7. Using a dictionary means stored in a storage device,
A language analysis method for assigning a part of speech to each token of a given language, wherein the parts of speech of various tokens are stored in a storage device as dictionary means, and a part of speech corresponding to each token of the given language is stored. When a token has plural parts of speech obtained from the dictionary means, the part of speech of the token is narrowed down based on the parts of speech of one or more tokens located before or after or both of the token. A language analysis method characterized by the following.

8. The language analysis method according to claim 7, wherein when there are two or more parts of speech for the token, the part of speech of the token is selected based on the parts of speech of one or more tokens located before, after, or both.

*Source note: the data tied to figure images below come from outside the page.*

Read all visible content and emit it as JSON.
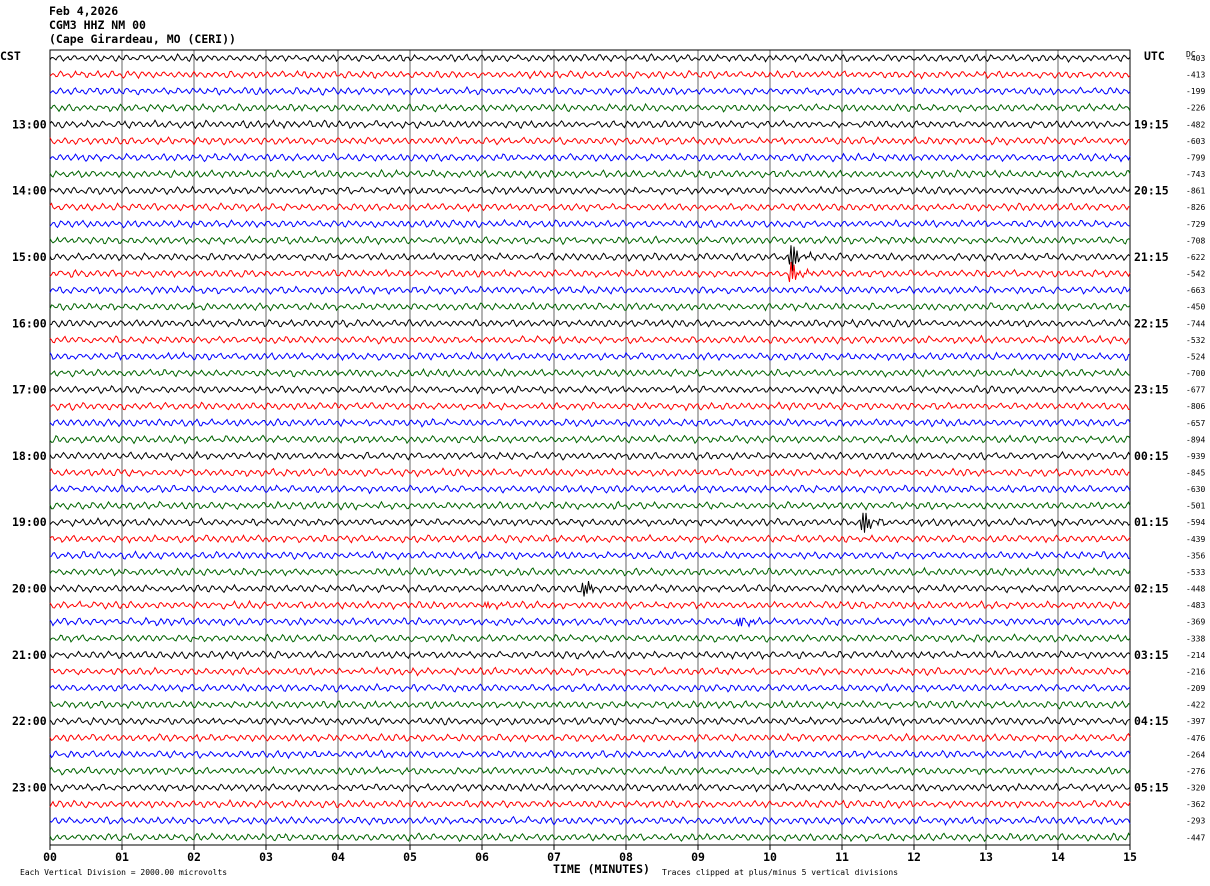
{
  "header": {
    "date": "Feb 4,2026",
    "station": "CGM3 HHZ NM 00",
    "location": "(Cape Girardeau, MO (CERI))"
  },
  "axes": {
    "left_label": "CST",
    "right_label": "UTC",
    "dc_label": "DC",
    "x_label": "TIME (MINUTES)"
  },
  "footer": {
    "scale_note": "Each Vertical Division = 2000.00 microvolts",
    "clip_note": "Traces clipped at plus/minus 5 vertical divisions"
  },
  "colors": {
    "trace_cycle": [
      "#000000",
      "#ff0000",
      "#0000ff",
      "#006400"
    ],
    "grid": "#000000"
  },
  "chart_data": {
    "type": "line",
    "title": "",
    "x_ticks": [
      "00",
      "01",
      "02",
      "03",
      "04",
      "05",
      "06",
      "07",
      "08",
      "09",
      "10",
      "11",
      "12",
      "13",
      "14",
      "15"
    ],
    "xlim": [
      0,
      15
    ],
    "left_hour_labels": [
      "13:00",
      "14:00",
      "15:00",
      "16:00",
      "17:00",
      "18:00",
      "19:00",
      "20:00",
      "21:00",
      "22:00",
      "23:00"
    ],
    "right_hour_labels": [
      "19:15",
      "20:15",
      "21:15",
      "22:15",
      "23:15",
      "00:15",
      "01:15",
      "02:15",
      "03:15",
      "04:15",
      "05:15"
    ],
    "dc_offsets": [
      "-403",
      "-413",
      "-199",
      "-226",
      "-482",
      "-603",
      "-799",
      "-743",
      "-861",
      "-826",
      "-729",
      "-708",
      "-622",
      "-542",
      "-663",
      "-450",
      "-744",
      "-532",
      "-524",
      "-700",
      "-677",
      "-806",
      "-657",
      "-894",
      "-939",
      "-845",
      "-630",
      "-501",
      "-594",
      "-439",
      "-356",
      "-533",
      "-448",
      "-483",
      "-369",
      "-338",
      "-214",
      "-216",
      "-209",
      "-422",
      "-397",
      "-476",
      "-264",
      "-276",
      "-320",
      "-362",
      "-293",
      "-447"
    ],
    "trace_count": 48,
    "traces_per_hour": 4,
    "events": [
      {
        "trace": 12,
        "minute": 10.3,
        "amplitude": 1.0
      },
      {
        "trace": 13,
        "minute": 10.3,
        "amplitude": 0.7
      },
      {
        "trace": 28,
        "minute": 11.3,
        "amplitude": 0.8
      },
      {
        "trace": 32,
        "minute": 7.4,
        "amplitude": 0.7
      },
      {
        "trace": 33,
        "minute": 6.1,
        "amplitude": 0.3
      },
      {
        "trace": 34,
        "minute": 9.6,
        "amplitude": 0.5
      }
    ]
  }
}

A feature of selecting a part of speech based on a table for performing

9. The language analysis method according to claim 8, wherein at least the suffix of the verb and the suffix of the predicate adjective are converted into a token by a table for the suffix of the root of the individual verb or the predicate adjective. Characterized by performing division.

10. The language analysis method according to claim 9, wherein the table for the suffix is separately or integrally provided.
A table characterized by having a table for idioms that treat suffixes that include part-of-speech tokens that are not originally verb suffixes.

11. The language analysis method according to claim 9, wherein the table for the suffix is separately or integrally provided with:
A compound having a table for a compound verb that handles a suffix that includes a verb token that is not originally a suffix of the verb.

12. A computer-readable storage device in which a computer-executable program for executing a method of assigning a part of speech to each token of a given language using a computer is substantially integrated. In the above method, the part of speech for various tokens is stored in a storage device as dictionary means, the part of speech corresponding to each token in a given language is obtained from the dictionary means, and a plurality of parts of speech for one token are obtained. In some cases, the part of speech of the token is narrowed down based on the part of speech of one or more tokens located before or after or both of the token.

13. A language analysis method for assigning a part of speech to each token of a given language using dictionary means stored in an existing device, comprising: a group including at least a suffix of a verb and a suffix of a predicate adjective. And a dictionary means for separately associating with the other groups and associating them with parts of speech.

14. A language analysis method for assigning a part of speech to each token of a given language using dictionary means stored in a storage device, comprising: a group including at least a root of a verb and a root of a predicate adjective; A feature of having dictionary means for storing parts of speech of other groups as different parts of speech.